I don't know about mentally ill,but certainly full of himself and...
His paintings might be "primitive," but his writing sure is wordy and complex. Too bad he didn't have blogger.

Robin said...

This topic and the other posts about Kandinsky will be an opportunity for me to try to understand him better. I do know the general population often thinks of artists as eccentric beings, using the word eccentric loosely here... but does that translate into misunderstood visionary? I don't see the genius, but maybe I am not smart enough!

William Cook said...

Here it is a hundred years later looking back on a guy who stood at the forefront of one of the main cultural shifts of human history.
It was a left brain to right brain shift, and is still going on, thankfully.

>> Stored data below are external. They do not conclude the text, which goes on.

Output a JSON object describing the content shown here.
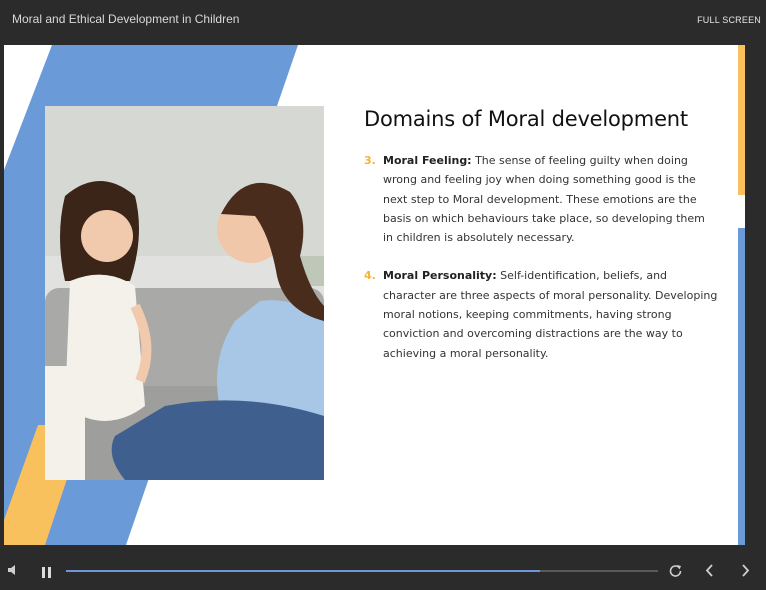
{
  "header": {
    "title": "Moral and Ethical Development in Children",
    "fullscreen_label": "FULL SCREEN"
  },
  "slide": {
    "heading": "Domains of Moral development",
    "points": [
      {
        "number": "3.",
        "term": "Moral Feeling:",
        "text": " The sense of feeling guilty when doing wrong and feeling joy when doing something good is the next step to Moral development. These emotions are the basis on which behaviours take place, so developing them in children is absolutely necessary."
      },
      {
        "number": "4.",
        "term": "Moral Personality:",
        "text": " Self-identification, beliefs, and character are three aspects of moral personality. Developing moral notions, keeping commitments, having strong conviction and overcoming distractions are the way to achieving a moral personality."
      }
    ],
    "photo_icon": "mother-and-daughter-photo"
  },
  "player": {
    "progress": 0.8,
    "icons": {
      "volume": "volume-icon",
      "pause": "pause-icon",
      "replay": "replay-icon",
      "prev": "chevron-left-icon",
      "next": "chevron-right-icon"
    }
  },
  "colors": {
    "accent_blue": "#6a9bd8",
    "accent_yellow": "#f8c15e",
    "number_color": "#f2b43a",
    "progress_fill": "#6f97d6"
  }
}
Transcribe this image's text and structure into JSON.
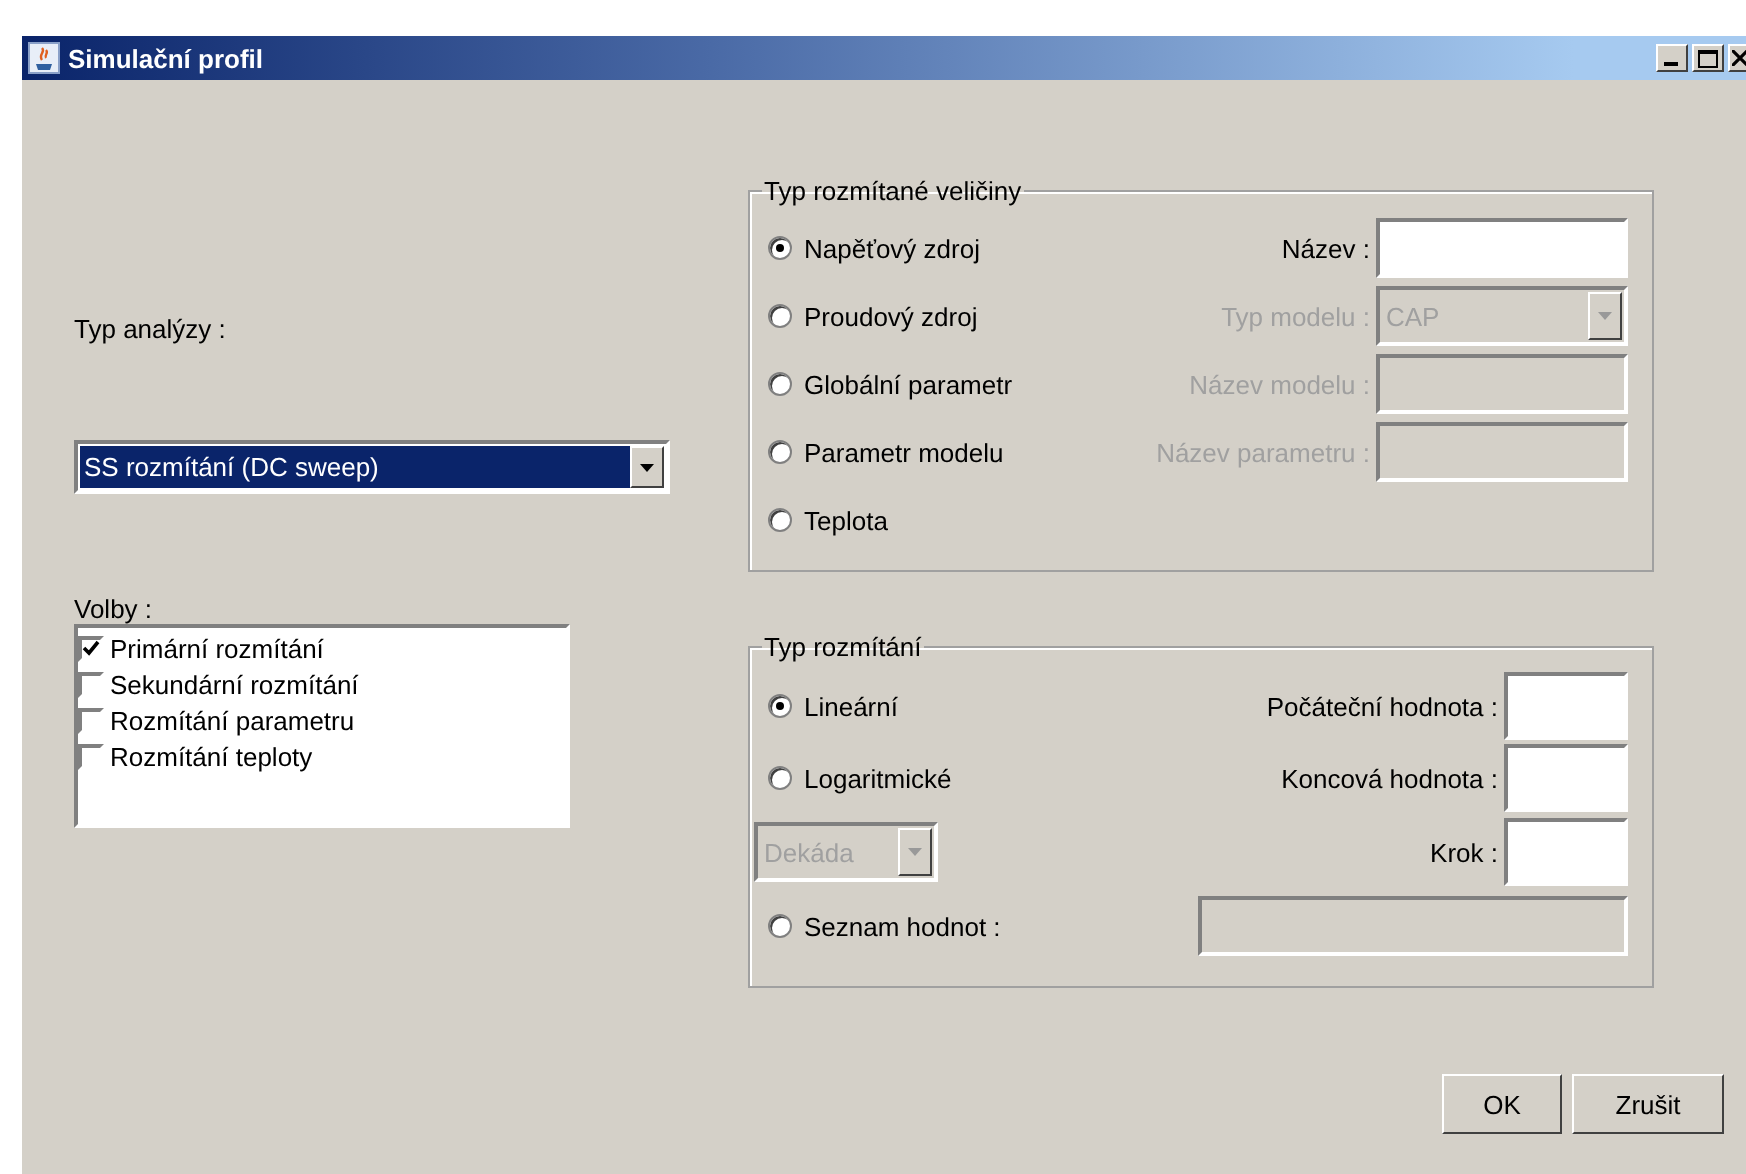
{
  "window": {
    "title": "Simulační profil"
  },
  "analysis": {
    "label": "Typ analýzy :",
    "value": "SS rozmítání (DC sweep)",
    "highlighted": true
  },
  "options": {
    "label": "Volby :",
    "items": [
      {
        "label": "Primární rozmítání",
        "checked": true
      },
      {
        "label": "Sekundární rozmítání",
        "checked": false
      },
      {
        "label": "Rozmítání parametru",
        "checked": false
      },
      {
        "label": "Rozmítání teploty",
        "checked": false
      }
    ]
  },
  "sweep_variable": {
    "title": "Typ rozmítané veličiny",
    "rows": [
      {
        "left": {
          "kind": "radio",
          "label": "Napěťový zdroj",
          "selected": true
        },
        "field": {
          "kind": "text",
          "label": "Název :",
          "disabled": false
        }
      },
      {
        "left": {
          "kind": "radio",
          "label": "Proudový zdroj",
          "selected": false
        },
        "field": {
          "kind": "combo",
          "label": "Typ modelu :",
          "value": "CAP",
          "disabled": true
        }
      },
      {
        "left": {
          "kind": "radio",
          "label": "Globální parametr",
          "selected": false
        },
        "field": {
          "kind": "text",
          "label": "Název modelu :",
          "disabled": true
        }
      },
      {
        "left": {
          "kind": "radio",
          "label": "Parametr modelu",
          "selected": false
        },
        "field": {
          "kind": "text",
          "label": "Název parametru :",
          "disabled": true
        }
      },
      {
        "left": {
          "kind": "radio",
          "label": "Teplota",
          "selected": false
        }
      }
    ]
  },
  "sweep_type": {
    "title": "Typ rozmítání",
    "rows": [
      {
        "left": {
          "kind": "radio",
          "label": "Lineární",
          "selected": true
        },
        "field": {
          "kind": "small",
          "label": "Počáteční hodnota :",
          "disabled": false
        }
      },
      {
        "left": {
          "kind": "radio",
          "label": "Logaritmické",
          "selected": false
        },
        "field": {
          "kind": "small",
          "label": "Koncová hodnota :",
          "disabled": false
        }
      },
      {
        "left": {
          "kind": "combo",
          "value": "Dekáda",
          "disabled": true
        },
        "field": {
          "kind": "small",
          "label": "Krok :",
          "disabled": false
        }
      },
      {
        "left": {
          "kind": "radio",
          "label": "Seznam hodnot :",
          "selected": false
        },
        "field": {
          "kind": "wide",
          "disabled": true
        }
      }
    ]
  },
  "buttons": [
    "OK",
    "Zrušit"
  ]
}
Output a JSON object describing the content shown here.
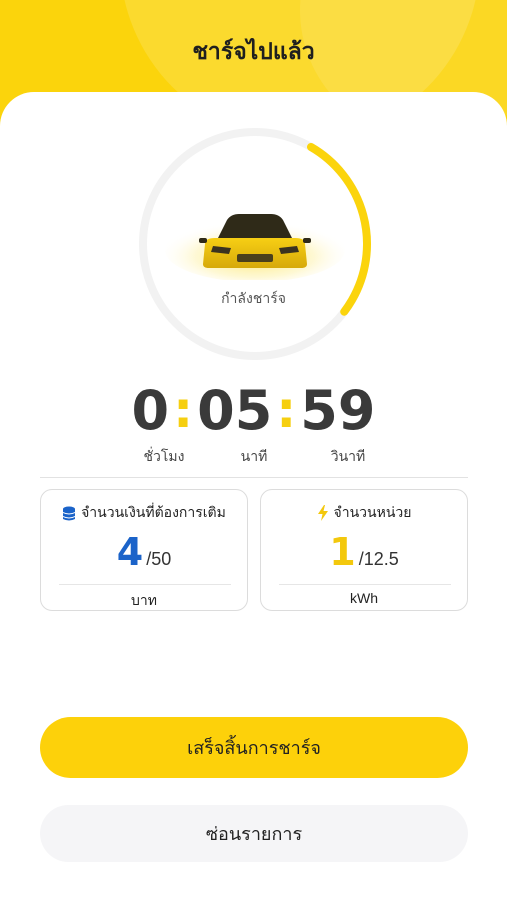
{
  "header": {
    "title": "ชาร์จไปแล้ว"
  },
  "charging": {
    "status_text": "กำลังชาร์จ",
    "progress_fraction": 0.27,
    "accent_color": "#fbd40c",
    "icon": "car-icon"
  },
  "timer": {
    "hours": "0",
    "minutes": "05",
    "seconds": "59",
    "separator": ":",
    "hours_label": "ชั่วโมง",
    "minutes_label": "นาที",
    "seconds_label": "วินาที"
  },
  "money_box": {
    "icon": "coins-icon",
    "title": "จำนวนเงินที่ต้องการเติม",
    "current": "4",
    "total": "/50",
    "unit": "บาท",
    "value_color": "#1b63c9"
  },
  "energy_box": {
    "icon": "lightning-icon",
    "title": "จำนวนหน่วย",
    "current": "1",
    "total": "/12.5",
    "unit": "kWh",
    "value_color": "#f3c80d"
  },
  "actions": {
    "finish_label": "เสร็จสิ้นการชาร์จ",
    "hide_label": "ซ่อนรายการ"
  }
}
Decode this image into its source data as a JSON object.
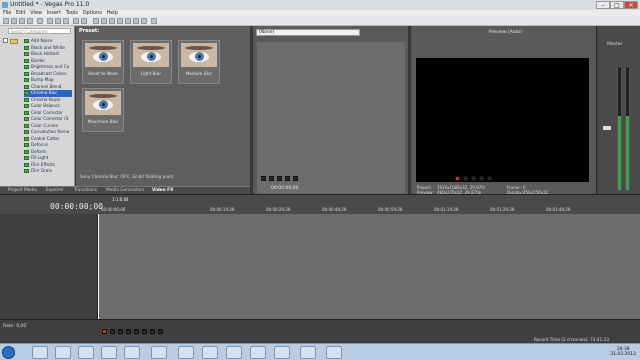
{
  "window": {
    "title": "Untitled * - Vegas Pro 11.0"
  },
  "menu": [
    "File",
    "Edit",
    "View",
    "Insert",
    "Tools",
    "Options",
    "Help"
  ],
  "explorer": {
    "search_placeholder": "Search Categories",
    "effects": [
      "Add Noise",
      "Black and White",
      "Block Hottest",
      "Border",
      "Brightness and Co",
      "Broadcast Colors",
      "Bump Map",
      "Channel Blend",
      "Chroma Blur",
      "Chroma Keyer",
      "Color Balance",
      "Color Corrector",
      "Color Corrector (S",
      "Color Curves",
      "Convolution Kerne",
      "Cookie Cutter",
      "Defocus",
      "Deform",
      "Fill Light",
      "Film Effects",
      "Film Grain"
    ],
    "selected": "Chroma Blur"
  },
  "presets": {
    "header": "Preset:",
    "items": [
      "Reset to None",
      "Light Blur",
      "Medium Blur",
      "Maximum Blur"
    ],
    "description": "Sony Chroma Blur: OFX, 32-bit floating point"
  },
  "tabs": [
    "Project Media",
    "Explorer",
    "Transitions",
    "Media Generators",
    "Video FX"
  ],
  "active_tab": "Video FX",
  "trimmer": {
    "source": "(None)",
    "time": "00:00:00;00"
  },
  "preview": {
    "mode": "Preview (Auto)",
    "project_label": "Project:",
    "project_value": "1920x1080x32, 29.970i",
    "preview_label": "Preview:",
    "preview_value": "480x270x32, 29.970p",
    "frame_label": "Frame:",
    "frame_value": "0",
    "display_label": "Display:",
    "display_value": "456x256x32"
  },
  "master": {
    "label": "Master",
    "level_fraction": 0.6
  },
  "timeline": {
    "timecode": "00:00:00;00",
    "marker": "1:1:0.04",
    "ruler": [
      "00:00:00;00",
      "00:00:14;29",
      "00:00:29;29",
      "00:00:44;29",
      "00:00:59;28",
      "00:01:14;29",
      "00:01:29;29",
      "00:01:44;29"
    ]
  },
  "status": {
    "rate": "Rate: 0,00",
    "record_time": "Record Time (2 channels): 73:41:23"
  },
  "clock": {
    "time": "18:38",
    "date": "31.03.2012"
  }
}
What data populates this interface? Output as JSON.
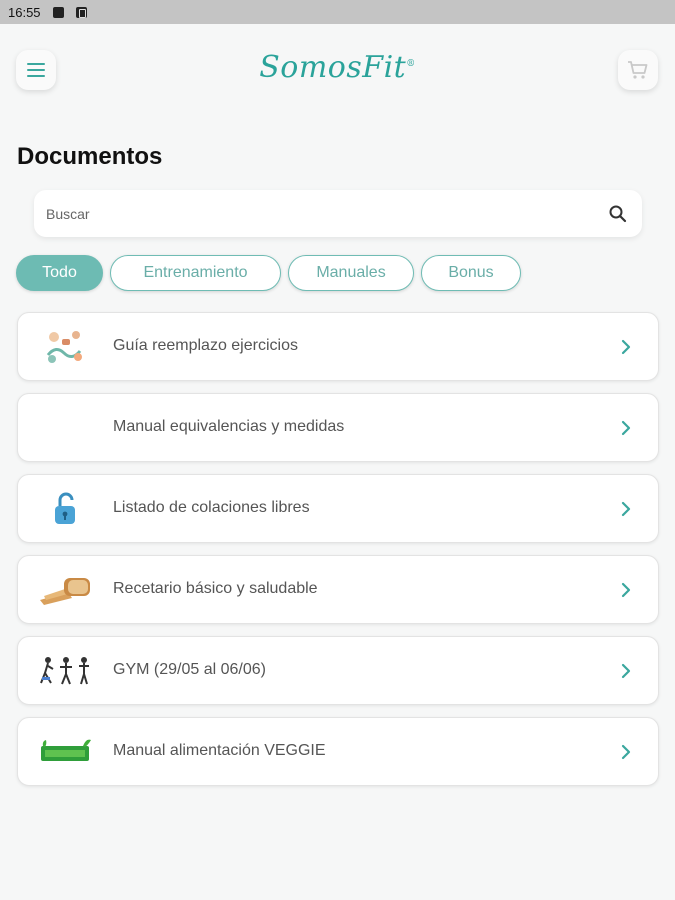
{
  "status_bar": {
    "time": "16:55"
  },
  "header": {
    "logo_text": "SomosFit",
    "logo_mark": "®",
    "menu_icon": "menu-icon",
    "cart_icon": "cart-icon"
  },
  "page": {
    "title": "Documentos"
  },
  "search": {
    "placeholder": "Buscar",
    "value": ""
  },
  "filters": [
    {
      "label": "Todo",
      "active": true
    },
    {
      "label": "Entrenamiento",
      "active": false
    },
    {
      "label": "Manuales",
      "active": false
    },
    {
      "label": "Bonus",
      "active": false
    }
  ],
  "documents": [
    {
      "title": "Guía reemplazo ejercicios",
      "thumb": "exercise-illustration-thumb"
    },
    {
      "title": "Manual equivalencias y medidas",
      "thumb": ""
    },
    {
      "title": "Listado de colaciones libres",
      "thumb": "padlock-thumb"
    },
    {
      "title": "Recetario básico y saludable",
      "thumb": "bread-thumb"
    },
    {
      "title": "GYM (29/05 al 06/06)",
      "thumb": "gym-figures-thumb"
    },
    {
      "title": "Manual alimentación VEGGIE",
      "thumb": "veggie-banner-thumb"
    }
  ],
  "colors": {
    "accent": "#6dbbb3",
    "brand": "#2aa39a",
    "chevron": "#3aa79e"
  }
}
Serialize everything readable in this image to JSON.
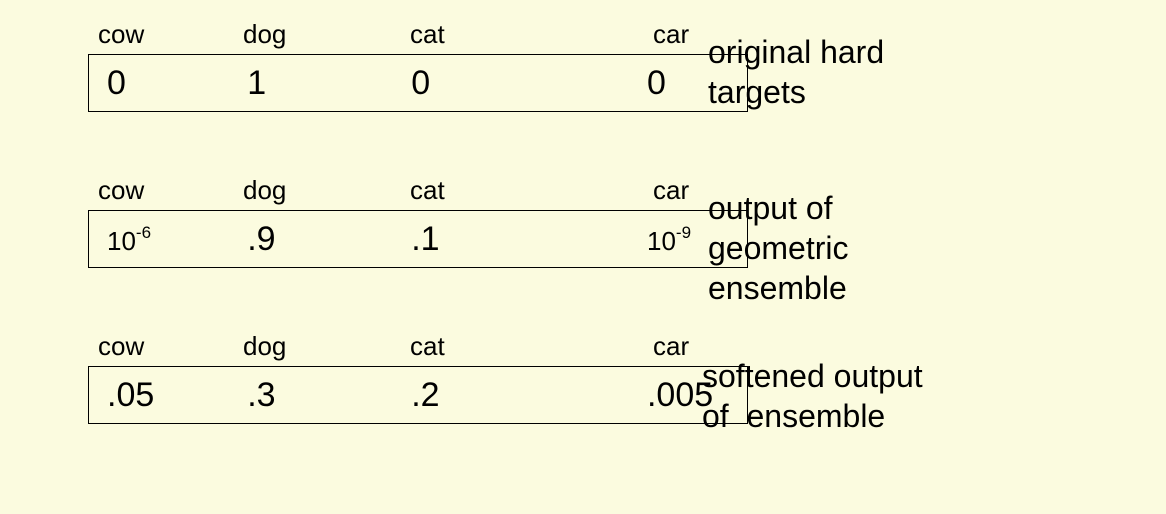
{
  "columns": [
    "cow",
    "dog",
    "cat",
    "car"
  ],
  "rows": [
    {
      "label": "original hard targets",
      "values_display": [
        "0",
        "1",
        "0",
        "0"
      ],
      "values_numeric": [
        0,
        1,
        0,
        0
      ]
    },
    {
      "label": "output of geometric ensemble",
      "values_display": [
        "10^-6",
        ".9",
        ".1",
        "10^-9"
      ],
      "values_numeric": [
        1e-06,
        0.9,
        0.1,
        1e-09
      ]
    },
    {
      "label": "softened output of ensemble",
      "values_display": [
        ".05",
        ".3",
        ".2",
        ".005"
      ],
      "values_numeric": [
        0.05,
        0.3,
        0.2,
        0.005
      ]
    }
  ]
}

His was a left brain dominated world, and he was using the communication tools of his day in these written (left brain) philosophies and descriptions.

In his artwork he is trying to flip into right brain mode, still attached to the tonage of verbage and left brain rationalizations.

In the last hundred years a vast balancing of these two brain modes has taken place, all starting with the artists like Kandinsky, Tobey, Picasso, Braque, Duchamp, Stella, Mondrian, and the like.

Before I started reading this post I thought the painting looked like heiroglyphs or some other secret writing in visual symbols. Then when I read about the triangles, lines, interpretations, etc. and him being misunderstood and shunned, a genius--well of course--he was braving brand new territory in the right brain. Of course he looks a bit mentally awkward, and whiney by our standards.

We live in a more balanced world where expression of inner things, nurture, pictures, movies, interactive communications like this blog, and other right (female) brain functions (not to mention advances in women's issues), have now established a more healthy position in this monolinear hunter world of survival and making a living. How different it was in his day.

Mark Sheeky said...

Hmm, tricky. Introversion and Neuroticism are (currently) recognised personality traits that are supposed to be fundamental and unchangable so it's quite possible to be a loner and neurotic but be normal, certainly without delusions or anything. Personally I think any personality trait can be changed.

Mr. K does seem to be a bit full of himself but it IS his book about his ideas, and his art was trail blazing and weird for it's time so perhaps a lot of art people did think he was bonkers, and those who didn't might actually have been bonkers. The most inventive an amazing thinkers I know are bonkers. To be creative is to not conform, and the more creative you are the less you conform. Again that's a definition psychologists use.

hw (hallie) farber said...

I wonder if Kandinsky read "Flatland." And perhaps a huge ego is key to being a great artist.

Casey Klahn said...

What stuck with me about his triangle theory was that only one or a very few would occupy the van (vanguard) of ideas, or philosophies, of art.

The misunderstood part is a mystery to me. But, unfortunately, this is a week of flu symptoms and a small re=model project in my studio that is acting bigger than it is. I have been absent from class, but I am getting much just reading along.